Hogarth’s friend, the actor David Garrick, provided an eloquent inscription for his tomb:
Farewell great Painter of Mankind
Who reach’d the noblest point of Art
Whose pictur’d Morals charm the Mind
And through the Eye correct the Heart.
If Genius fire thee, Reader, stay,
If Nature touch thee, drop a Tear:
If neither move thee, turn away,
For Hogarth’s honour’d dust lies here.
Hogarth’s tomb was restored in 2010. The stone was cleaned and the worn inscriptions were renewed, allowing visitors to the grave to once again be able to read Garrick’s tribute to his illustrious friend. An information panel was also installed nearby with details of Hogarth’s life and work.
Hogarth’s tomb isn’t the only one in St Nicholas’ churchyard that’s grand enough to warrant being fenced off with railings. An intricately-carved chest tomb stands nearby, remarkably well-preserved despite being over two hundred years old.
Richard Wright, the man commemorated by this superb memorial, was a bricklayer. Not any old brickie, though – he was the bricklayer to Lord Burlington, owner of the nearby Chiswick House. Chiswick House, designed by William Kent and completed in 1729, was an early example of Palladian architecture in Britain. William Hogarth was a scathing critic of the Palladian style, seeing it as unpatriotic.
Wright’s tomb showcases some symbols commonly seen on 18th Century tombstones. Cherubs were an extremely popular motif in this period, and can be seen in a great deal of art and decoration as well as gravestones.
And then there’s the skull and crossbones. The hollow eyes of the twin skulls, one on each side of the monument, still stare out from the tomb in a sinister manner. To our modern sensibilities, it seems dreadfully morbid to feature skulls on the grave of a loved one, but in the 17th and 18th Centuries memento mori images were very popular.
Another common memento mori symbol found on Georgian graves is the hourglass – a symbol of the inevitability of passing time. Again, rather an ominous choice, which reflects the gloom and austerity often present in Protestant thought at the time.
You’ll notice that none of these symbols are really the kind of symbols one associates with Christianity.
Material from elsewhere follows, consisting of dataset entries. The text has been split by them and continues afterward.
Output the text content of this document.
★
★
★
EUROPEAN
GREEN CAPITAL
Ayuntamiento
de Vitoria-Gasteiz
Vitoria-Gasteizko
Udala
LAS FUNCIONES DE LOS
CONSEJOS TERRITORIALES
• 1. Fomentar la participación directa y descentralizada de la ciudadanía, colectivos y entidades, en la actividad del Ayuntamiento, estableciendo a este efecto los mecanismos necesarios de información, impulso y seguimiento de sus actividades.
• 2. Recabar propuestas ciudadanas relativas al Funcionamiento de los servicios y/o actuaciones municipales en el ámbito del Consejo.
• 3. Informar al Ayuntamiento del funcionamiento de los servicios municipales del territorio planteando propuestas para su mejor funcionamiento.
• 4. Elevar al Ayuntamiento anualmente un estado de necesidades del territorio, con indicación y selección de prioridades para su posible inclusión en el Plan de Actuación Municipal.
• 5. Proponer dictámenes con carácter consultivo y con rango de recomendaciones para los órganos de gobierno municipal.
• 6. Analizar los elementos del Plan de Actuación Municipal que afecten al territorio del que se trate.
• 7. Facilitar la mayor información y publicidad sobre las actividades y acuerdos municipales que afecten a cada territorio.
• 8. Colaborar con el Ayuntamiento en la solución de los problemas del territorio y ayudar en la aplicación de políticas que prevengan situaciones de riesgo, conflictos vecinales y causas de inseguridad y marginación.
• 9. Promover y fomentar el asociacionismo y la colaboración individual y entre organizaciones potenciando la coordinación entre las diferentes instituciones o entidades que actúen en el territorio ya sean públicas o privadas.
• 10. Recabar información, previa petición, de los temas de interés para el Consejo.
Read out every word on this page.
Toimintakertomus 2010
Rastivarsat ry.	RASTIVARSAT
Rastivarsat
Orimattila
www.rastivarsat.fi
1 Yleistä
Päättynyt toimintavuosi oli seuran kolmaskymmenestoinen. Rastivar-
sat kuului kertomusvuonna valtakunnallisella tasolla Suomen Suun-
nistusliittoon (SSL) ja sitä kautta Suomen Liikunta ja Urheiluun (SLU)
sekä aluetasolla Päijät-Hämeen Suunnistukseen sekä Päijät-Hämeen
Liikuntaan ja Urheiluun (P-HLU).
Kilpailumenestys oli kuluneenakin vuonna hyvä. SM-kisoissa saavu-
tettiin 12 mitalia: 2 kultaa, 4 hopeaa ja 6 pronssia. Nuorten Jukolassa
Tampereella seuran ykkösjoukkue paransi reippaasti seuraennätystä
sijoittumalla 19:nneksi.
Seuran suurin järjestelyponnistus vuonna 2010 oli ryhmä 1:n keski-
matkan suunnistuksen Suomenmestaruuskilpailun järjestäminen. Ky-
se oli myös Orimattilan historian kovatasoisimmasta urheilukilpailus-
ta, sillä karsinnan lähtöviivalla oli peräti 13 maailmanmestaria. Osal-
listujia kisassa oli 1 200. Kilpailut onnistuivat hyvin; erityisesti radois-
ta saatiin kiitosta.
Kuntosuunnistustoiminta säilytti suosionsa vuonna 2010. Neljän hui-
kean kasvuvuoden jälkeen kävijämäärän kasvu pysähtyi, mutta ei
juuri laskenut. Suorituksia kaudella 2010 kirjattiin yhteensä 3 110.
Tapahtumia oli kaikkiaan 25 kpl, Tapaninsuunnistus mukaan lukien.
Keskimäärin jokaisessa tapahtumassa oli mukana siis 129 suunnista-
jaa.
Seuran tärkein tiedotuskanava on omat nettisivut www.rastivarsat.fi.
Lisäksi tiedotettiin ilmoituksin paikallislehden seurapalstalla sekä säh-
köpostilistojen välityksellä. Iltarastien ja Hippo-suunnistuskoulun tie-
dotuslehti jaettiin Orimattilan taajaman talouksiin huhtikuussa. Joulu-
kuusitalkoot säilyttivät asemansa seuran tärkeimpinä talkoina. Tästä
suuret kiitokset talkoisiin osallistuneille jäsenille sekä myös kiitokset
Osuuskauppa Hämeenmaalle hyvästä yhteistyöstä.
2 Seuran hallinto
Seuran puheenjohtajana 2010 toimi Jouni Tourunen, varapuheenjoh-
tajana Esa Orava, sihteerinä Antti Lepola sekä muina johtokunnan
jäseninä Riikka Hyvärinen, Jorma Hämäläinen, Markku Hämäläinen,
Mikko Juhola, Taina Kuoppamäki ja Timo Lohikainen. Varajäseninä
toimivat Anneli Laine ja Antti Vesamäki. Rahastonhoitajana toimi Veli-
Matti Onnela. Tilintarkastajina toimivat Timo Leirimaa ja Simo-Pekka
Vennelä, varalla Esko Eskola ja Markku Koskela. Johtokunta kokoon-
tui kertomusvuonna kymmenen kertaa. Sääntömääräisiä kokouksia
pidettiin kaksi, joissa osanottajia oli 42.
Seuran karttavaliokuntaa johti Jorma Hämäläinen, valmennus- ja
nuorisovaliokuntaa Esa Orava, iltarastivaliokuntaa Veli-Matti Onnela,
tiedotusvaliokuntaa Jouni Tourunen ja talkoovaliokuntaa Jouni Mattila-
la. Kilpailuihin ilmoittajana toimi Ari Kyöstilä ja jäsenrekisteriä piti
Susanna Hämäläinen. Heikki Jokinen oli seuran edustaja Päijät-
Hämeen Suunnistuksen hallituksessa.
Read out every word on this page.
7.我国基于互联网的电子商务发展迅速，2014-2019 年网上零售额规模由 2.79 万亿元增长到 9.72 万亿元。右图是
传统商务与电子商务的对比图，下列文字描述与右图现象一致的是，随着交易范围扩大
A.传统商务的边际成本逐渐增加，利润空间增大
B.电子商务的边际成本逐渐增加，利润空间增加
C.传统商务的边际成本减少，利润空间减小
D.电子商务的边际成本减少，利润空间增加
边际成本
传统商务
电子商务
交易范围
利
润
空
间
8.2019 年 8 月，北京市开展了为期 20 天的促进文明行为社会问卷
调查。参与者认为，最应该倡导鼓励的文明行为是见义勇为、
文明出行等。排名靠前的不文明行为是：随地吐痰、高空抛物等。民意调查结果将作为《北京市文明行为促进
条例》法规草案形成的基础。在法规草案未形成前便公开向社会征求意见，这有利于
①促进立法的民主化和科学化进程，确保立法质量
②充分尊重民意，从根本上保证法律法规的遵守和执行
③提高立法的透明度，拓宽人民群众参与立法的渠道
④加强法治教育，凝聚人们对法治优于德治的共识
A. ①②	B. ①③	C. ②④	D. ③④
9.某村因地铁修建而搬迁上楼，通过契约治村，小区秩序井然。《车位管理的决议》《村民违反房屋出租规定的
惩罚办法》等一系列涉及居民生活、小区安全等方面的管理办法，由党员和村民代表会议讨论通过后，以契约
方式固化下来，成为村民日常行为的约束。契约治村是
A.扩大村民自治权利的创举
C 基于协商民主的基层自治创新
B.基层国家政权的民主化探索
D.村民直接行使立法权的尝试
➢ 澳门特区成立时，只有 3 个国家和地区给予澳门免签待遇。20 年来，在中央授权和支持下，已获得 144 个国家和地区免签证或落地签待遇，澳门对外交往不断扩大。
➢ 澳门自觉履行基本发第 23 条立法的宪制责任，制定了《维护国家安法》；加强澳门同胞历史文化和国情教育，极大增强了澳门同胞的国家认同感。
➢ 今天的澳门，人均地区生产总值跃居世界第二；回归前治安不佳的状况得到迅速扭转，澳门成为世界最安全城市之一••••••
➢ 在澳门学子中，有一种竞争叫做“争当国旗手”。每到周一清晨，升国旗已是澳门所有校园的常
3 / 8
Crosses and crucifixes are a common sight in Victorian cemeteries, but not on older graves. In the 17th and 18th Centuries, when anti-Catholic sentiment was still widespread, symbols such as crosses, crucifixes and images of Christ were seen as popish, so the symbolism we see on Anglican and Nonconformist graves in this period tends to be more secular, associated more closely with death than it is with Christianity.
The 19th Century, on the other hand, saw the legal emancipation of Catholics, and the emergence of the Oxford Movement within the Anglican Church, which embraced many ideas inspired by Catholic symbolism and rites. The Gothic revival was also inspired by this resurgence in Catholic imagery and ideas, and many Victorian graves reflect this with angels, pinnacles, and crosses, as well as depictions of Christ and the Lamb of God.
Beyond the churchyard is another burial ground, Chiswick Old Cemetery, which was opened in 1871, after the churchyard was closed to new burials. To walk through the churchyard and then the cemetery really is to take a walk through time – you begin with the Georgian tombs close to the church, with their skulls and cherubs, through the Victorian angels and Gothic pinnacles, to the black marble and colourful windmills of modern gravestones.
St Nicholas’ Churchyard and Chiswick Old Cemetery are open to visitors every day during daylight hours.